Wednesday, April 18, 2007 12:15 PM

Thank's

Duffolonious, thank you for responding to the point I raised a few pages ago.

Appreciate your insight in this matter.

Wednesday, April 18, 2007 12:09 PM

Impeach

There is word that Dennis Kucinich will introduce articles of impeachment against Cheney.

I wish he would go after the boy king as well.

Wednesday, April 18, 2007 11:55 AM

Paul in KY: Encryption

AFAIK, not quite. With modern day encryption, knowing all the prime numbers to X size is largely beside the point - that's the whole point of one-way hashing - it's hard to reverse engineer. I believe they usually brute force attack the encryption with raw computing power. And this is expensive. Which is why France, for example, requires you to register your private key with the state.
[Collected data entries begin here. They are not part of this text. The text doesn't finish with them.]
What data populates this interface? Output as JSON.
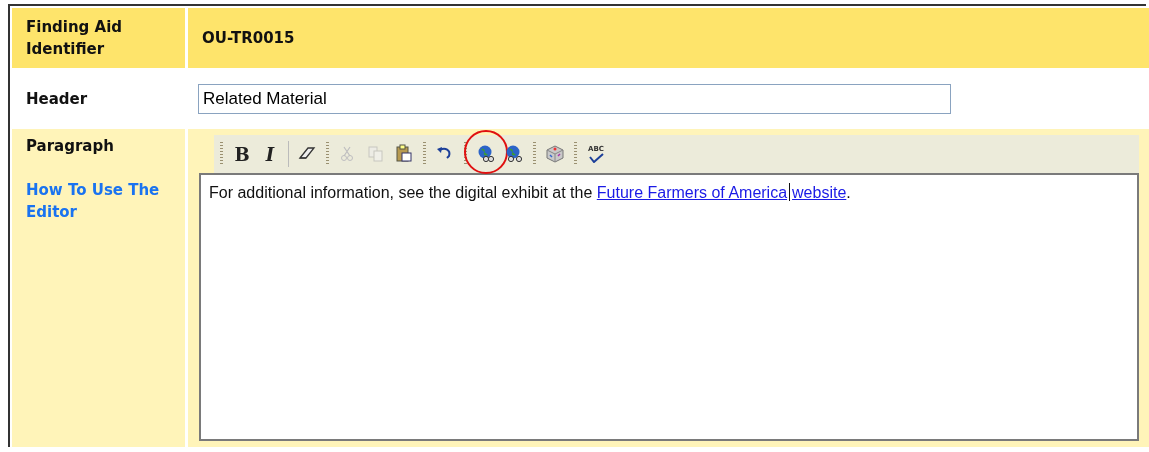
{
  "identifier": {
    "label": "Finding Aid Identifier",
    "value": "OU-TR0015"
  },
  "header": {
    "label": "Header",
    "value": "Related Material"
  },
  "paragraph": {
    "label": "Paragraph",
    "help_link": "How To Use The Editor",
    "toolbar": [
      {
        "kind": "grip"
      },
      {
        "kind": "bold",
        "label": "B",
        "disabled": false
      },
      {
        "kind": "italic",
        "label": "I",
        "disabled": false
      },
      {
        "kind": "separator"
      },
      {
        "kind": "eraser",
        "disabled": false
      },
      {
        "kind": "grip"
      },
      {
        "kind": "cut",
        "disabled": true
      },
      {
        "kind": "copy",
        "disabled": true
      },
      {
        "kind": "paste",
        "disabled": false
      },
      {
        "kind": "grip"
      },
      {
        "kind": "undo",
        "disabled": false
      },
      {
        "kind": "grip"
      },
      {
        "kind": "link",
        "disabled": false,
        "highlighted": true
      },
      {
        "kind": "unlink",
        "disabled": false
      },
      {
        "kind": "grip"
      },
      {
        "kind": "cube",
        "disabled": false
      },
      {
        "kind": "grip"
      },
      {
        "kind": "spell",
        "label": "ABC",
        "disabled": false
      }
    ],
    "content": {
      "before": "For additional information, see the digital exhibit at the ",
      "link_1": "Future Farmers of America",
      "link_2": "website",
      "after": "."
    }
  }
}
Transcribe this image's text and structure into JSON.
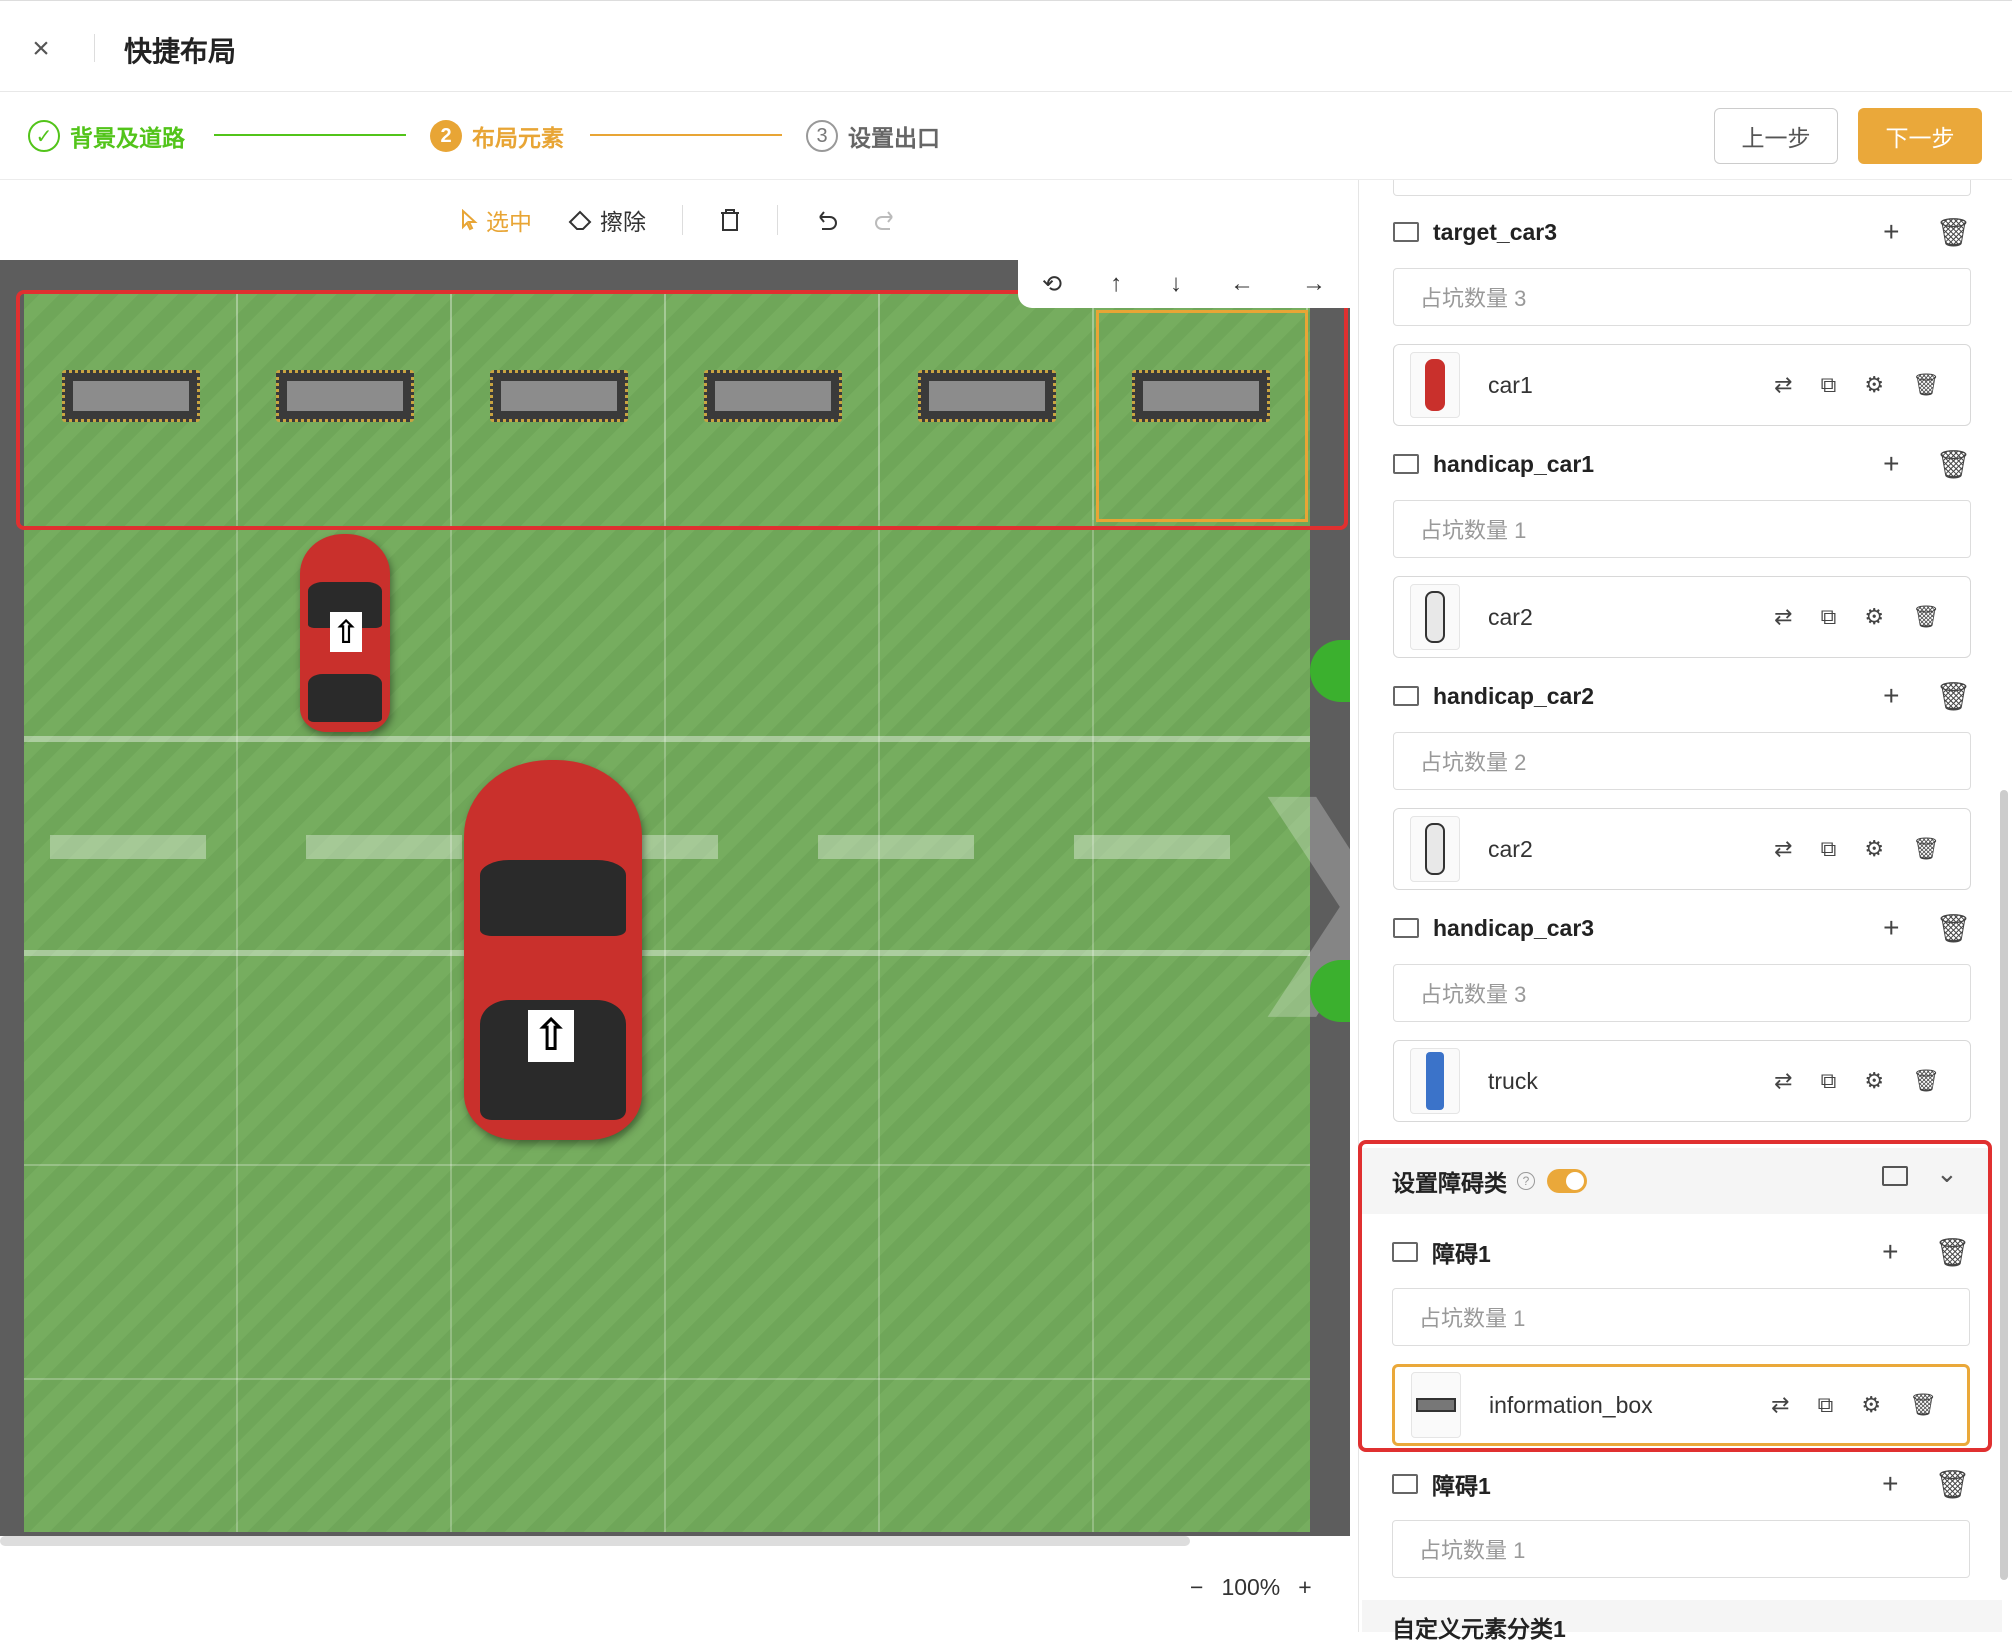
{
  "header": {
    "title": "快捷布局",
    "close_icon": "close-icon"
  },
  "steps": [
    {
      "num": "",
      "label": "背景及道路",
      "state": "done",
      "icon": "check-circle-icon"
    },
    {
      "num": "2",
      "label": "布局元素",
      "state": "active"
    },
    {
      "num": "3",
      "label": "设置出口",
      "state": "pending"
    }
  ],
  "nav": {
    "prev_label": "上一步",
    "next_label": "下一步"
  },
  "toolbar": {
    "select_label": "选中",
    "erase_label": "擦除",
    "delete_icon": "trash-icon",
    "undo_icon": "undo-icon",
    "redo_icon": "redo-icon"
  },
  "zoom": {
    "minus": "−",
    "value": "100%",
    "plus": "+"
  },
  "colors": {
    "accent": "#eaa83a",
    "success": "#52c41a",
    "highlight": "#e03030",
    "lot": "#6fa659"
  },
  "groups": [
    {
      "name": "target_car3",
      "count_label": "占坑数量 3",
      "item": "car1",
      "thumb": "red-car"
    },
    {
      "name": "handicap_car1",
      "count_label": "占坑数量 1",
      "item": "car2",
      "thumb": "white-car"
    },
    {
      "name": "handicap_car2",
      "count_label": "占坑数量 2",
      "item": "car2",
      "thumb": "white-car"
    },
    {
      "name": "handicap_car3",
      "count_label": "占坑数量 3",
      "item": "truck",
      "thumb": "blue-truck"
    }
  ],
  "obstacles": {
    "title": "设置障碍类",
    "enabled": true,
    "groups": [
      {
        "name": "障碍1",
        "count_label": "占坑数量 1",
        "item": "information_box"
      },
      {
        "name": "障碍1",
        "count_label": "占坑数量 1"
      }
    ]
  },
  "custom_section": {
    "title": "自定义元素分类1"
  }
}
There are a lot of other variables involved depending on the cryptographic algorithm - of which there are many. Some have various weaknesses. WEP encryption for wireless 802.11 protocol is purportedly able to be broken in minutes.

Wednesday, April 18, 2007 11:45 AM

Paranoid authoritarians

Really an excellent point - the most secretive administration ever is also the most prying and snooping. As you point out, that is exactly backwards.

Generally when someone is overly suspicious of others, it's a big red flag that they are the ones up to no good. A textbook example of classic authoritarian behavior.

Wednesday, April 18, 2007 11:39 AM

When Semantics Matters

The fascists who are expanding the Suveillance State are NOT conservatives. They are authoritarians.

Here's why the names are important.

Although moderate and independent and even conservative Americans are turning away in disgust from "Bushies" and "neocons" and even "Republicans," the label "conservative" still garners respect in this country.

If you ask a non-liberal American (still the majority) if "conservatives" have the country's best interests at heart - without specifying their policies - that American will answer "of course."

But if you ask that same American if an "authoritarian" should be an elected official of this country, she will draw back in horror and probably spit on you.

Calling the undemocratic authoritarians of this maladministration "conservative" not only impugns an honorable American tradition, but more importantly it lends a cloak of respectability to to criminals who are destroying everything this country stands for.

Call them what they are: authoritarians. NOT conservatives.